The IRA attempts to square this circle, including several provisions to subsidize low-carbon transportation fuels. One key provision is the Clean Fuel Production Credit, which offers a tax credit for producing low-carbon transportation fuels such as advanced biofuels, renewable diesel, and sustainable aviation fuel. The credit amount varies based on the lifecycle greenhouse gas emissions reduction of the fuel compared to traditional fossil fuels. Additionally, the act extends the existing tax credit for biodiesel and renewable diesel, providing a significant incentive to support the continued production and use of these biofuels.

The act also includes a tax credit for installing refueling infrastructure for alternative fuels like hydrogen, electricity, and natural gas. This credit covers up to 30% of the infrastructure cost, encouraging the expansion of refueling networks for low-carbon transportation options. A new tax credit specifically for sustainable aviation fuel is introduced, offering a per-gallon credit for fuel that achieves at least a 50% reduction in lifecycle greenhouse gas emissions compared to conventional jet fuel. Furthermore, the act expands and modifies tax credits for electric and fuel cell vehicles, including extending the existing electric vehicle credit and introducing new credits for used electric vehicles and commercial clean vehicles. Investment in research and development initiatives aimed at advancing low-carbon fuel technologies is also allocated, supporting next-generation biofuels, synthetic fuels, and hydrogen production.

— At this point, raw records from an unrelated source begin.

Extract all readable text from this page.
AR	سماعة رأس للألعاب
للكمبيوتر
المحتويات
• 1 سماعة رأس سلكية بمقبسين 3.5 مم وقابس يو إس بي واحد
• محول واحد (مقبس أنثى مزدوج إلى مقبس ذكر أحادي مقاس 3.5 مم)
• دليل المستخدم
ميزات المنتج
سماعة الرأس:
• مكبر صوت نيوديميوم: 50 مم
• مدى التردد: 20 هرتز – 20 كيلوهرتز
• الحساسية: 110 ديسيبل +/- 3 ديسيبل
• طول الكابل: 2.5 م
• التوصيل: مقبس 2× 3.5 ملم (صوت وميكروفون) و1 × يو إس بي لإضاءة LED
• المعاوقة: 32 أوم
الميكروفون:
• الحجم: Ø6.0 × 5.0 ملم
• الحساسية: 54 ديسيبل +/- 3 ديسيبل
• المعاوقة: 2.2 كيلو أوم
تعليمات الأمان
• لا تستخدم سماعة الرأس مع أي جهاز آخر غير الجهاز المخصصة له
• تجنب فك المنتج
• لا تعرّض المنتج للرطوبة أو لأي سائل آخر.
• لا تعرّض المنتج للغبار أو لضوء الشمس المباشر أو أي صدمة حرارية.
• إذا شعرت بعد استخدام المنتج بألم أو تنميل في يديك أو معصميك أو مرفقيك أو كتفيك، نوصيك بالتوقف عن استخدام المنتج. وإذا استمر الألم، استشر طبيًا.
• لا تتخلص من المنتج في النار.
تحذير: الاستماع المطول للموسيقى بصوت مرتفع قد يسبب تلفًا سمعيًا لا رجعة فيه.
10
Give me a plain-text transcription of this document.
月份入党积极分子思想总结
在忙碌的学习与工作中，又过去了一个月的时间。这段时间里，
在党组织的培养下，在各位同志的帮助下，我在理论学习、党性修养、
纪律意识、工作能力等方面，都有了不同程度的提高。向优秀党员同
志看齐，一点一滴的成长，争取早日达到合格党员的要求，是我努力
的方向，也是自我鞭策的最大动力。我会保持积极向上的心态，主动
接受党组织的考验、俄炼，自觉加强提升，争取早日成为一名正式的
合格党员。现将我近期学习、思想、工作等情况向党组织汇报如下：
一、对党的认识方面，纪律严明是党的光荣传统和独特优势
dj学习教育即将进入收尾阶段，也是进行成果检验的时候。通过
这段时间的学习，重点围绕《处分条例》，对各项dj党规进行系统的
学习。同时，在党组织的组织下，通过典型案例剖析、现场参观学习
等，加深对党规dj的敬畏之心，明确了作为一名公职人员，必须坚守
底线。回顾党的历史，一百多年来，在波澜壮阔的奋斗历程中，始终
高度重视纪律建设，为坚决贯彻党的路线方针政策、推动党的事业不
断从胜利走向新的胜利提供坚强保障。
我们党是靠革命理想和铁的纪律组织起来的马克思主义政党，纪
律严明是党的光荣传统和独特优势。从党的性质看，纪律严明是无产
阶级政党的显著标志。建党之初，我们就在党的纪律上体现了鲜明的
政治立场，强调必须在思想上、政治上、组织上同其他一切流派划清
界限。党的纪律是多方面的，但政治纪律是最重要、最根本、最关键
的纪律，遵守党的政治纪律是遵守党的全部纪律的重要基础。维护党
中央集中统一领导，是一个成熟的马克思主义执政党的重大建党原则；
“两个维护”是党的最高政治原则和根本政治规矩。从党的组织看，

Everything spent on hydrogen and fuel cells is money that is being thrown away. Everything spent on synthetic fuels is money that is being thrown away. Everything spent on natural gas is money that is being thrown away. The USA is attempting to subsidize decarbonization by spending a lot of money on the fuel, and that’s not sustainable.

In the absence of a sensible, robust, national carbon price on fuels, the administration has to rely on other levers. The EPA reinstated and strengthened vehicle emissions standards that were rolled back by the previous administration. This includes setting more stringent greenhouse gas emissions standards for passenger cars and light trucks for model years 2023–2026. To be clear, while a high carbon price is the single best policy for climate action, and any climate policy which excludes one is inadequate, most jurisdictions balance carbon pricing and regulation in different ways, as the impacts are felt somewhat unevenly and often politics intrudes. Balancing political feasibility of carbon pricing with regulations has been an acknowledged high wire act for a decade or more.

The Biden administration has also launched a comprehensive effort to expand the nation’s electric vehicle charging infrastructure, allocating $7.5 billion from the IRA to build a national network of 500,000 EV chargers by 2030. The funding will focus on deploying chargers in rural and underserved communities, along highways, and in urban centers, ensuring that EV drivers have convenient and reliable access to charging stations across the country.

Biden’s administration is trying, yet money is being spent in the wrong places, protectionism will radically slow electrification of road transportation, and the actual barriers to decarbonization are not being acknowledged and dealt with. The incentives for electric freight trucking uptake are a fraction of what they are in Canada and Europe, not enough to significantly move the needle in any reasonable time.

Trump’s campaign promises, unsurprisingly, are much worse. He would roll back the IRA provisions, electric vehicle subsidies, corporate average fuel economy (CAFE) standards, and most of the fuel subsidies — although, to be clear, not the ones that provide subsidies for blue hydrogen for the fossil fuel industry. His just-announced running mate seriously proposed giving the EV tax credit to internal combustion cars instead. Trump has floated the nonsensical idea of building ten “Freedom Cities” on federal lands, when the USA needs urban densification, not more cities in the middle of nowhere. He loves the economic nonsense of urban air mobility and wants to lean into innovation for transportation, when the solutions are already incredibly well understood.